Spectroscopy of hydroxyphenyl benzazoles in solution and human serum albumin: detecting flexibility, specificity and high affinity of the warfarin drug binding site

Abstract

The complex photophysics of 2-(2′-hydroxyphenyl)benzoxazole (HBO), 2-(2′-hydroxyphenyl)benzimidazole (HBI), and 2-(2′-hydroxyphenyl)benzothiazole (HBT) in different media makes them suitable as fluorescent probes to study the nature of binding sites in macromolecular systems. In this work, we investigate the spectroscopy of the three benzazole derivatives (HBXs) in different solvents and in human serum albumin (HSA) in order to understand the binding mechanism in subdomain IIA of HSA which has the ability to host a large variety of natural and pharmaceutical compounds. The three probes are found to specifically bind close to W214, the sole tryptophan residue in HSA, in a mode similar to that of the binding of the anticoagulant drug warfarin. The current results show that the structural differences between the three HBX molecules did not produce any measurable effects when binding with HSA. In particular, the change in planarity of the molecular backbone, from a perfectly planar and more rigid structure (HBO) to a twisted structure (HBI) and a flexible structure (HBT) has no effect on the mode of binding.
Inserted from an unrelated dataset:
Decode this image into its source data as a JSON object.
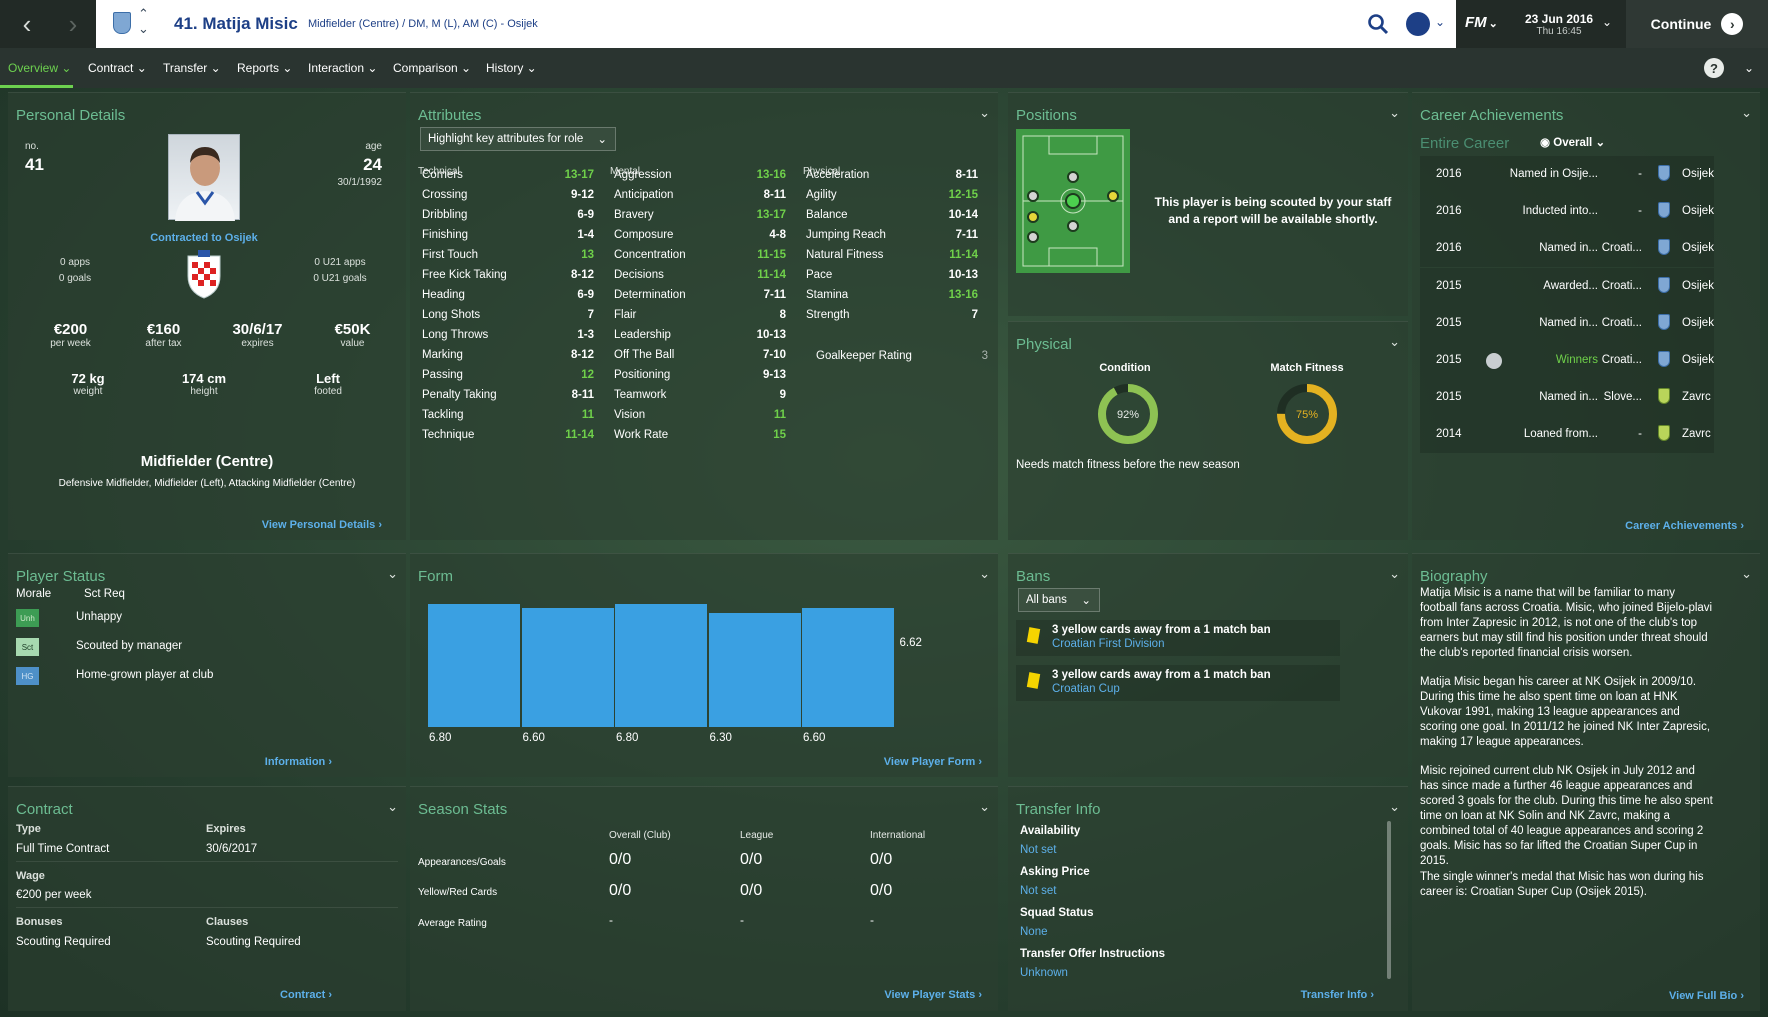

Also, the strength of the intramolecular hydrogen bonds in HBXs (HBO > HBT > HBI) is shown not to intervene with the ability of HSA to ionize the ligands via through-space interaction with polar amino acid residues, similar to enzymatic reactions. The results emphasize the nature of HSA as a versatile and indiscriminate receptor, capable of binding a variety of ligands by adapting its binding pockets. In this regard, binding of HBXs, and other structurally similar ligands, in subdomain IIA is best described by the induced-fit model in which considerable flexibility of the binding site is necessary for molecular recognition. The results also point to the high affinity of the warfarin binding pocket (within subdomain IIA) for binding versatile molecular structures including several drugs. This affinity stems from the flexibility of the amino acids forming the binding pocket.